After coming to that realization, I started doing research on what the esports scene is like today, and found it is quite a lot bigger than it was before I came to Japan. In Japan, the growth has been very slow compared to the rest of the world because of Japanese law, but that is finally starting to change. Around the rest of the world, esports had grown massively and just recently, we’ve seen news of tournaments offering prize pools of $40,000,000 USD, such as the Fortnite World Cup and Dota 2 World Championships. Coming up just before the Olympics, Japan is finally going to host a big esports event, in cooperation with Intel, with possibly the biggest prize pool ever in Japan.

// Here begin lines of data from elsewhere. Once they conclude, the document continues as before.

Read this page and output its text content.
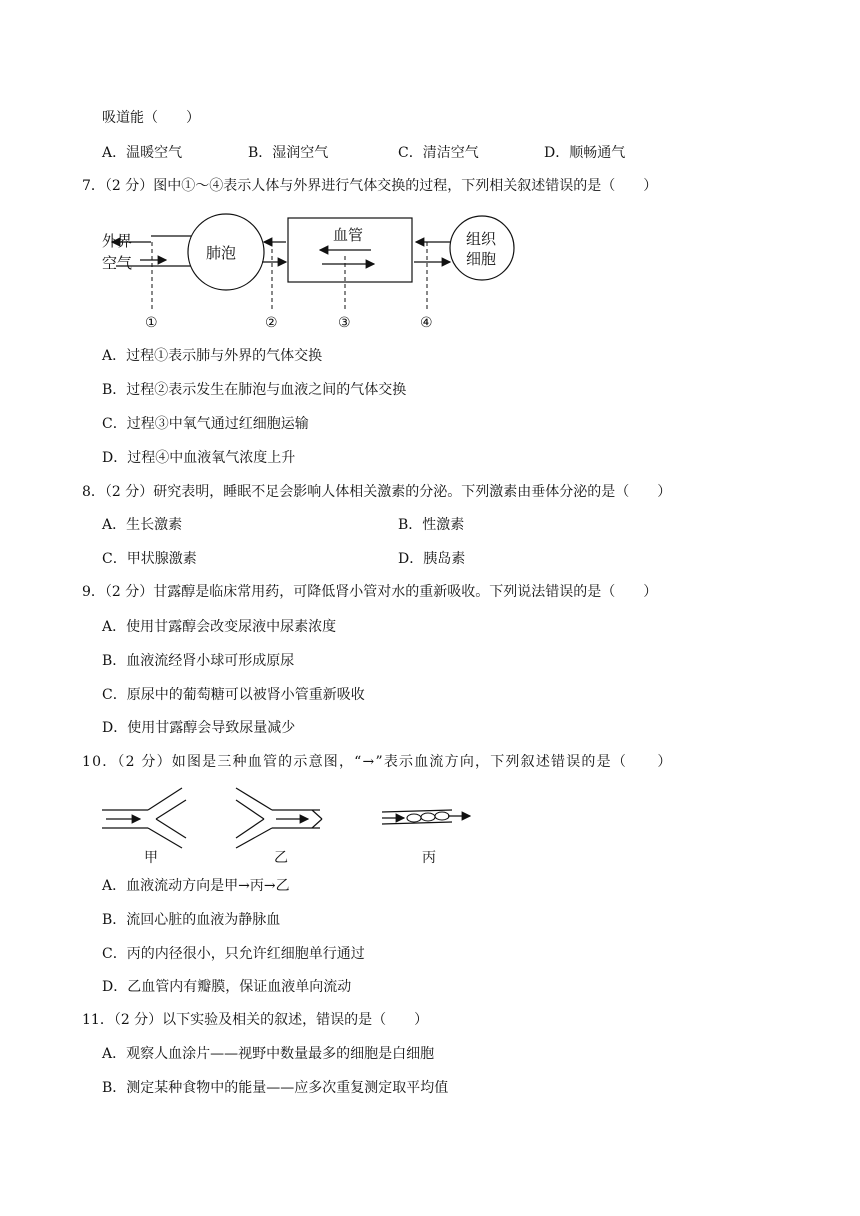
吸道能（　　）
A．温暖空气	B．湿润空气	C．清洁空气	D．顺畅通气
7．（2 分）图中①～④表示人体与外界进行气体交换的过程，下列相关叙述错误的是（　　）
外界
空气
肺泡
血管	组织
细胞
①	②	③	④
A．过程①表示肺与外界的气体交换
B．过程②表示发生在肺泡与血液之间的气体交换
C．过程③中氧气通过红细胞运输
D．过程④中血液氧气浓度上升
8．（2 分）研究表明，睡眠不足会影响人体相关激素的分泌。下列激素由垂体分泌的是（　　）
A．生长激素	B．性激素
C．甲状腺激素	D．胰岛素
9．（2 分）甘露醇是临床常用药，可降低肾小管对水的重新吸收。下列说法错误的是（　　）
A．使用甘露醇会改变尿液中尿素浓度
B．血液流经肾小球可形成原尿
C．原尿中的葡萄糖可以被肾小管重新吸收
D．使用甘露醇会导致尿量减少
10．（2 分）如图是三种血管的示意图，“→”表示血流方向，下列叙述错误的是（　　）
甲	乙	丙
A．血液流动方向是甲→丙→乙
B．流回心脏的血液为静脉血
C．丙的内径很小，只允许红细胞单行通过
D．乙血管内有瓣膜，保证血液单向流动
11．（2 分）以下实验及相关的叙述，错误的是（　　）
A．观察人血涂片——视野中数量最多的细胞是白细胞
B．测定某种食物中的能量——应多次重复测定取平均值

It was time to bring out my old plan but with some serious updates for today's gaming scene and new ideas for social clubs for kids. I've never really put gaming behind me so it wasn't all that difficult to envision what I would build. I’ve been an avid gamer all these years while living in Japan, mostly playing online for fun or playing single player games. I’ve always been a fan of watching big gaming events online as well on Twitch and YouTube, such as League of Legends, StarCraft II, and CS:GO events. Even though I don't play those games competitively, I find them very interesting to watch and so I know how esports events and teams are run. I have a pretty broad range of knowledge about online gaming and video game hardware, even of games and systems I don’t play, and with my IT training and IT background (27 years of it) I felt confident I could create an awesome gaming environment for gamers of all types and levels.

So, with the knowledge I have, I built Goon Gaming Esports. I designed and programmed a website by myself but had some help on the logo from my brother-in-law back in Canada. He's a professional graphic designer, and he has his own business with my sister. It's called Markit Signs. Feel free to click the link and check it out. They can do graphic design work for anywhere, even for companies here in Japan!

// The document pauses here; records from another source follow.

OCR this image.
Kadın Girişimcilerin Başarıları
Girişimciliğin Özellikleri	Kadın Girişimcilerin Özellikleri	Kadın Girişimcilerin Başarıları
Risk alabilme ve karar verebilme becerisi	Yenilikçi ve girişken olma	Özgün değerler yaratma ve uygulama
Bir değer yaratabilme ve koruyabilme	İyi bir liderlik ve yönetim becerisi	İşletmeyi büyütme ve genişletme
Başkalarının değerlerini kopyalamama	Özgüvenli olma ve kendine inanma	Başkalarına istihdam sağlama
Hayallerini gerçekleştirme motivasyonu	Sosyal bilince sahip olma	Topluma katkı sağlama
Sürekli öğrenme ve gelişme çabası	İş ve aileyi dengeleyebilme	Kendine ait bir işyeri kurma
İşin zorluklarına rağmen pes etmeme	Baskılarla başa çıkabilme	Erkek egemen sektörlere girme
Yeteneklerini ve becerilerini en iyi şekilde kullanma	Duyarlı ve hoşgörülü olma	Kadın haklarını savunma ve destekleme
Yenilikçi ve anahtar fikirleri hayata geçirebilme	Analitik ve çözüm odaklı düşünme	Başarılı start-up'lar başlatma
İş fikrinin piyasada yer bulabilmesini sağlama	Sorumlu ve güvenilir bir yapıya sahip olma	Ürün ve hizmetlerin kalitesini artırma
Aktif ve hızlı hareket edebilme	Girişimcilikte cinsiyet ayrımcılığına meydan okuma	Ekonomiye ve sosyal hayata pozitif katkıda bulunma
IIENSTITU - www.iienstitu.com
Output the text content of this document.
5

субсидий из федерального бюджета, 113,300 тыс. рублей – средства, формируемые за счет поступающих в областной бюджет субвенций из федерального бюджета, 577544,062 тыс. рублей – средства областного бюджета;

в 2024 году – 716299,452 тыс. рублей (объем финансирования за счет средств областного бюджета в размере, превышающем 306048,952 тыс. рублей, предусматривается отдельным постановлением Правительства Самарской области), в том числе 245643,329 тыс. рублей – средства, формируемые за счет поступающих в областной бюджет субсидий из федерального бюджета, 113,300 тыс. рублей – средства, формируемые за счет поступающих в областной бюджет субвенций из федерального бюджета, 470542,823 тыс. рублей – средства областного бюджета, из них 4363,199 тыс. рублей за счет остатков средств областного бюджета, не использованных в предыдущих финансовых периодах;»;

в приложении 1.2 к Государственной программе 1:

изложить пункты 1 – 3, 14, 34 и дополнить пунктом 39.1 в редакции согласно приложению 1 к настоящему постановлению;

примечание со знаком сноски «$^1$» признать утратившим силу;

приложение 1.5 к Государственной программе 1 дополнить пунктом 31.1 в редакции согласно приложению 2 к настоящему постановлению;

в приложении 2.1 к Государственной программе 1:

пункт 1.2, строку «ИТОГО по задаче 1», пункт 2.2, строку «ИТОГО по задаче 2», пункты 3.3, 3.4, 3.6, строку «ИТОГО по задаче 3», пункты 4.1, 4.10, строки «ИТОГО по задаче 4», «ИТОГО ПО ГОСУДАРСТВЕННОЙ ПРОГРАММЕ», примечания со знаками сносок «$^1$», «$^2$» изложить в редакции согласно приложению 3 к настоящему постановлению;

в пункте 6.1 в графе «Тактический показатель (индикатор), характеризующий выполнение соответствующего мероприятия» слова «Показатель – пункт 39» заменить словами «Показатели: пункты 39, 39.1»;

Anyway, I picked out all of the systems, setup the software and accounts, purchased all of the equipment, and my wife helped dealing with business loans, financial details, government red tape and so on. We found a space to rent in Machida, and found a great company to renovate it for us. So, here I am at this very moment, about half way through finishing my website and writing this description. It’s all coming together quickly, and in just two months from now, we will open.

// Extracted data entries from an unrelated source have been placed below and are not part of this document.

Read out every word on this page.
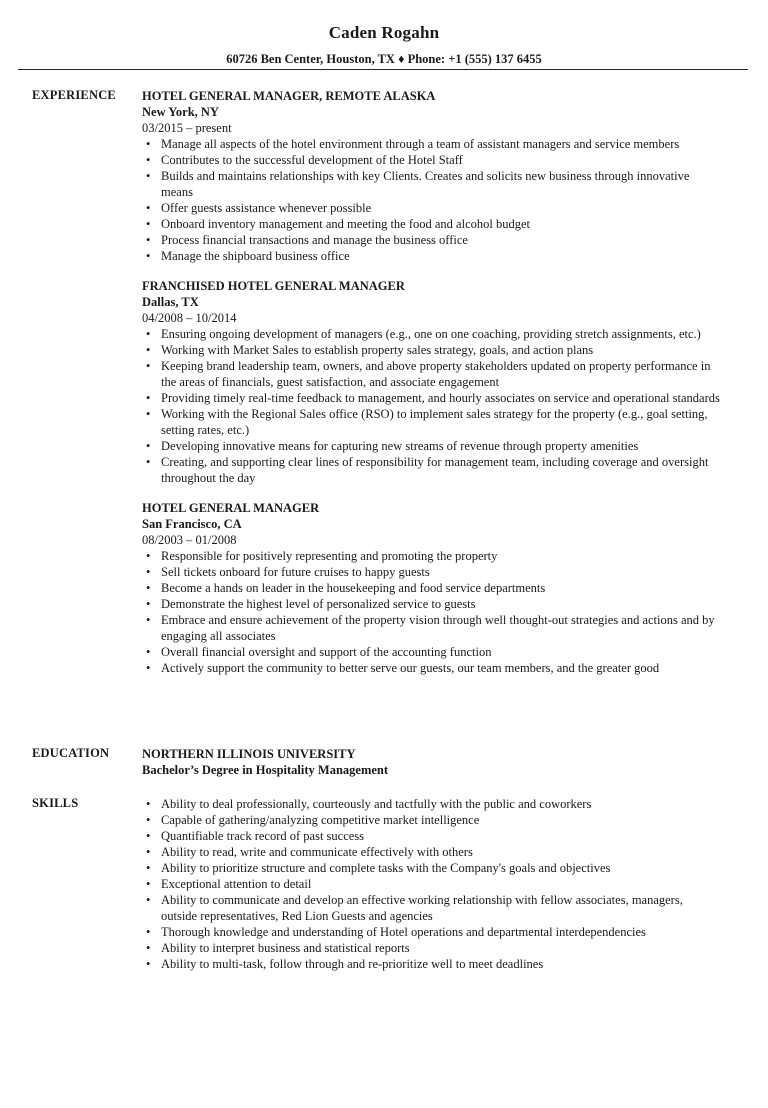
Caden Rogahn
60726 Ben Center, Houston, TX ♦ Phone: +1 (555) 137 6455
EXPERIENCE HOTEL GENERAL MANAGER, REMOTE ALASKA
New York, NY
03/2015 – present
• Manage all aspects of the hotel environment through a team of assistant managers and service members
• Contributes to the successful development of the Hotel Staff
• Builds and maintains relationships with key Clients. Creates and solicits new business through innovative means
• Offer guests assistance whenever possible
• Onboard inventory management and meeting the food and alcohol budget
• Process financial transactions and manage the business office
• Manage the shipboard business office
FRANCHISED HOTEL GENERAL MANAGER
Dallas, TX
04/2008 – 10/2014
• Ensuring ongoing development of managers (e.g., one on one coaching, providing stretch assignments, etc.)
• Working with Market Sales to establish property sales strategy, goals, and action plans
• Keeping brand leadership team, owners, and above property stakeholders updated on property performance in the areas of financials, guest satisfaction, and associate engagement
• Providing timely real-time feedback to management, and hourly associates on service and operational standards
• Working with the Regional Sales office (RSO) to implement sales strategy for the property (e.g., goal setting, setting rates, etc.)
• Developing innovative means for capturing new streams of revenue through property amenities
• Creating, and supporting clear lines of responsibility for management team, including coverage and oversight throughout the day
HOTEL GENERAL MANAGER
San Francisco, CA
08/2003 – 01/2008
• Responsible for positively representing and promoting the property
• Sell tickets onboard for future cruises to happy guests
• Become a hands on leader in the housekeeping and food service departments
• Demonstrate the highest level of personalized service to guests
• Embrace and ensure achievement of the property vision through well thought-out strategies and actions and by engaging all associates
• Overall financial oversight and support of the accounting function
• Actively support the community to better serve our guests, our team members, and the greater good
EDUCATION	NORTHERN ILLINOIS UNIVERSITY
Bachelor’s Degree in Hospitality Management
SKILLS
•	Ability to deal professionally, courteously and tactfully with the public and coworkers
• Capable of gathering/analyzing competitive market intelligence
• Quantifiable track record of past success
• Ability to read, write and communicate effectively with others
• Ability to prioritize structure and complete tasks with the Company's goals and objectives
• Exceptional attention to detail
• Ability to communicate and develop an effective working relationship with fellow associates, managers, outside representatives, Red Lion Guests and agencies
• Thorough knowledge and understanding of Hotel operations and departmental interdependencies
• Ability to interpret business and statistical reports
• Ability to multi-task, follow through and re-prioritize well to meet deadlines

This company is going to be started in Japan, with my Japanese wife, and we intend to keep it here and make it for Japanese gamers. We want to help the esports scene grow here in Japan, and in the future, I hope to sponsor and create my own group of esports teams, based on our name, Goon Gaming Esports from right out of Japan to compete with the rest of the world. Japan has been a great country to live in, and I hope I can give something back. Our daycare has already done a great job of helping to teach and raise some amazing kids who can use English in their daily lives and who are open minded to diversity and multiculturalism. Now I want to do something for the Japanese esports industry that will grow competitive gaming and employ Japanese workers. I feel because I'm from Canada, I can help bridge the gap between the rest of the world and Japan. I understand the western gaming scene very well, and with my knowledge, there is a lot I could contribute to esports here in Japan. Esports is international and multicultural. It's a global system. For Japan to be a part of that, people here need to learn the culture of gaming not just through Japanese eyes, but through the eyes of the world.

So, I hope all of you gamers out there will help support us and I hope in the future to support you too. I'm doing my best to provide a product that is worthwhile and a great value. That is why we are offering the lowest rates in Japan for any esports center. With our affordable rates, we look forward to seeing you on the field of battle! Your party is here! Thank you in advance for supporting Goon Gaming Esports!